Pour terminer, la question s’est posée du rapport du milieu aux supports de médiation et celle de la réception. Si la presse rap est représentée dans les années 90 avec des créations comme Radical, Groove, Rer, la critique rap passe par différents canaux : la presse magazine, bien sûr, mais aussi les forums, et les titres, dans lesquels, entre les lignes, se nouent des inimitiés. Tout en nouant un rapport étroit avec la matérialité de leurs fanzines, les représentant.es et praticien.nes du rap reconnaissent l’efficacité du média numérique, comme YouTube, qui a permis par exemple à Orelsan de percer dans le milieu et l’a aidé à se construire une identité et une renommée. Ainsi, c’est surtout le rapport du monde du rap avec les médias traditionnels qui a été interrogé, dans la mesure où ceux-ci sont perçus par le milieu comme ne témoignant que d’un point de vue partiel, partial et nécessairement hors jeu. C’est pourquoi selon Barry Sy Valade le monde du rap doit nécessairement communiquer par des canaux alternatifs et qu’ainsi le fanzinat rap se définit d’emblée comme pamphlétaire et politique. Karim Hammou a quant à lui insisté sur la construction difficile d’un espace de réflexion sur le rap, à l’exception de l’espace créé par L’Abécédaire du son. Le sociologue et historien a rappelé à ce titre l’affaire Sexion d’assaut et l’opposition violente du groupe à la journaliste critique musicale Nathalie Sorlin, qui avait mis au jour les discours homophobes d’un des membres du groupe et qui a été blacklistée et harcelée. La table ronde s’est toutefois achevée sur un mot d’espoir d’une auditrice, qui a réfléchi à la construction des icônes à l’œuvre dans la presse musicale et dans le fanzinat (pris alors dans son sens originel, qui implique une figure de fan) et a affirmé la nécessité d’avoir confiance dans les groupes et auditeurices dans leur capacité à s’extraire du buzz médiatique.
Stand des Ciseaux Fanzine (3èmes UEF, Utopies estivales du fanzine, Poitiers, du 25 au 27 août 2023)

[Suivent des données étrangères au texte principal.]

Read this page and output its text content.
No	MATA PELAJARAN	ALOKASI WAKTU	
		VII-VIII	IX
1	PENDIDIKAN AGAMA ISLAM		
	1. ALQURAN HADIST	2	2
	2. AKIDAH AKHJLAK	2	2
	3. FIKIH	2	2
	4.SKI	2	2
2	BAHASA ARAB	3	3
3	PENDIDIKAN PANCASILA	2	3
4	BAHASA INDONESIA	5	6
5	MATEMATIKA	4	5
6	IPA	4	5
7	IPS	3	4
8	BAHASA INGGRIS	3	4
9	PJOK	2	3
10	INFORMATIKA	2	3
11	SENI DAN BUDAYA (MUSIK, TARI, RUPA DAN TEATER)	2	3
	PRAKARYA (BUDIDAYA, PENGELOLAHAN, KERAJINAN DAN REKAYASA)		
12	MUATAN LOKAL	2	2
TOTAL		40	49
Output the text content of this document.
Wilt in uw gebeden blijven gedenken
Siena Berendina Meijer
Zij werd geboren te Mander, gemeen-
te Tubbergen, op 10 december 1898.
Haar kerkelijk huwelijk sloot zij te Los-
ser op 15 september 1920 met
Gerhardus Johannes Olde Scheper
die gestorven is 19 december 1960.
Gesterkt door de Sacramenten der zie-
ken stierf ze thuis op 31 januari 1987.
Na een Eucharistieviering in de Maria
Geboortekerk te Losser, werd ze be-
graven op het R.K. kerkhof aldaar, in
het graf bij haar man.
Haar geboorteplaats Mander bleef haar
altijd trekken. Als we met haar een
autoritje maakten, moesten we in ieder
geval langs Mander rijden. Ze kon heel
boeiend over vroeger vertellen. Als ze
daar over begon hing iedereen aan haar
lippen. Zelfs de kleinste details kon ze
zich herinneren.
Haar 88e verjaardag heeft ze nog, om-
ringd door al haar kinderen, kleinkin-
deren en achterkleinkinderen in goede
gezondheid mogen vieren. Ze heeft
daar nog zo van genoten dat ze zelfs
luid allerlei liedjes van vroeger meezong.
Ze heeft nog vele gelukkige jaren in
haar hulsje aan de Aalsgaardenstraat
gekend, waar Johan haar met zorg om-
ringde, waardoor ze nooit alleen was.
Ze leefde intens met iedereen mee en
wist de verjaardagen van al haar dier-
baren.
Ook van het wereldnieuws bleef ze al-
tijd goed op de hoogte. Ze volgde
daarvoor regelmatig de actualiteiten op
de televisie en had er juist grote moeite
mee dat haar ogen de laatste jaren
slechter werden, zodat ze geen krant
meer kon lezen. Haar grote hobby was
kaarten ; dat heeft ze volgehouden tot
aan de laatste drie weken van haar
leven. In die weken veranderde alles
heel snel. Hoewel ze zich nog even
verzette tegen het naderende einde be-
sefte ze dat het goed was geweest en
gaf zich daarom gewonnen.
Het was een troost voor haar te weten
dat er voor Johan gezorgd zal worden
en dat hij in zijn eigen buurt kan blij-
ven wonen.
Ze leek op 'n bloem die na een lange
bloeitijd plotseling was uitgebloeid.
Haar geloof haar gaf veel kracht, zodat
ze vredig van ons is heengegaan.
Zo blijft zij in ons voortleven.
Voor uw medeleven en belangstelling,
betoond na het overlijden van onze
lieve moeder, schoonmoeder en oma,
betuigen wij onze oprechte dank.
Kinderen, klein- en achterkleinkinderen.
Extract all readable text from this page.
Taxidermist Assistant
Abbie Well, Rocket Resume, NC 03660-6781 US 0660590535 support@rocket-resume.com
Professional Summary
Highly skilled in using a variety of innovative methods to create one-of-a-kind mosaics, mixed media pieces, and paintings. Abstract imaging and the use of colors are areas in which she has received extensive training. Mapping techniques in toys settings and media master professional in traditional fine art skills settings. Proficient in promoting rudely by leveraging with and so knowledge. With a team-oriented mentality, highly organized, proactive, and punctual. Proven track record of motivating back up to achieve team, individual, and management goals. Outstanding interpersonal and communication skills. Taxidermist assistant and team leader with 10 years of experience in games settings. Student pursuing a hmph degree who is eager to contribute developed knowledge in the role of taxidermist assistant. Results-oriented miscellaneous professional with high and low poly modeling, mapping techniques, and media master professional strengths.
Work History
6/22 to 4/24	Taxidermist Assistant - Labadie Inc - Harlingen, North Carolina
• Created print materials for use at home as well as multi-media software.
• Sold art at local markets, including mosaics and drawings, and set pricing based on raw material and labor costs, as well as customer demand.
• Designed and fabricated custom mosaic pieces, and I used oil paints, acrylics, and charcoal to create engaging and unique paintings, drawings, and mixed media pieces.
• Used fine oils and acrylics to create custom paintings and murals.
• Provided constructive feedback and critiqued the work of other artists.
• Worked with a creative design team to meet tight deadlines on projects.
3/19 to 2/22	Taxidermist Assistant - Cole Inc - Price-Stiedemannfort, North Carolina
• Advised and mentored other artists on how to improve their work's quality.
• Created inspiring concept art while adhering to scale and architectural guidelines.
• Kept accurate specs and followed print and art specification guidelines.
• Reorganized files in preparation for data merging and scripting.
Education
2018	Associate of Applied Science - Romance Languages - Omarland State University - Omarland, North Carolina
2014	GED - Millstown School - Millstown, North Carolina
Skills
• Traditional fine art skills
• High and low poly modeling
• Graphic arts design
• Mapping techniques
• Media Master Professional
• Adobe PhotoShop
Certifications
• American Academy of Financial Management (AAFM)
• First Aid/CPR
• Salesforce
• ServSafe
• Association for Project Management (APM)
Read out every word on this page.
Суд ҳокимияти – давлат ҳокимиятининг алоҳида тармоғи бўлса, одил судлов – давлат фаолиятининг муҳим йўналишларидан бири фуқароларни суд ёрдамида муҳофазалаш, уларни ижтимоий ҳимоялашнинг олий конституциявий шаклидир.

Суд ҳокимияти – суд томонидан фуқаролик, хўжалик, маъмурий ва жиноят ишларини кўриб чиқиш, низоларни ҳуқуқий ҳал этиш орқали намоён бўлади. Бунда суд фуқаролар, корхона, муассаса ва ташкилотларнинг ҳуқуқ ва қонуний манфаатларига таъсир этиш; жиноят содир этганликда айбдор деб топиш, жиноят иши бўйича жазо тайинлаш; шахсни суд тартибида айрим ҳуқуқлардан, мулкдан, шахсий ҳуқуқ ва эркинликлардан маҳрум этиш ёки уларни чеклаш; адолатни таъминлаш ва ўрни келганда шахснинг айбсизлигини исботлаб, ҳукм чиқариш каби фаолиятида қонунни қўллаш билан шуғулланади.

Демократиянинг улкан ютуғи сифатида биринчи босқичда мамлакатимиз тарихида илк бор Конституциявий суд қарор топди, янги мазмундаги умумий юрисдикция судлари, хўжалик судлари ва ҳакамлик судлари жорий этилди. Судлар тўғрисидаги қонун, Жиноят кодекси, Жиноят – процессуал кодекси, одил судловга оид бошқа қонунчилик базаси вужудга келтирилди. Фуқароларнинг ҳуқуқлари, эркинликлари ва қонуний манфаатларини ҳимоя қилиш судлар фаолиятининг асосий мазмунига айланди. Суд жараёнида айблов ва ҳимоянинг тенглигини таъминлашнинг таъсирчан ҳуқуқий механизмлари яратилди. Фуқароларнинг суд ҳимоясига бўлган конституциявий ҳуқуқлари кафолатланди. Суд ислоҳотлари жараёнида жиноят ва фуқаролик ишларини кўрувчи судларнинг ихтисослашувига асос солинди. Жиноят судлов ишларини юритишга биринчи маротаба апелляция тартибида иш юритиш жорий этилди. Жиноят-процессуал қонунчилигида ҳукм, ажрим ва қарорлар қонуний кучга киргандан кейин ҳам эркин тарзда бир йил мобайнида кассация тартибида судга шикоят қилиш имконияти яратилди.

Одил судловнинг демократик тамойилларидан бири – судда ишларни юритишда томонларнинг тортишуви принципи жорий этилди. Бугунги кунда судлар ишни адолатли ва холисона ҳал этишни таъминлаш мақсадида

Zines de tous visages, explosions & découpages nécessaires pour tisser-coller un réseau d’étincelles solidaires au monde à partir du gouffre solitaire d’une subjectivité intime comme de celle qui fait vibrer le cœur d’une communauté toute entière. Joie, joie, devant ce foisonnement qui s’affranchit et affranchit – et me voilà qui pontifie sur – et m’englue joyeusement dans – les marges.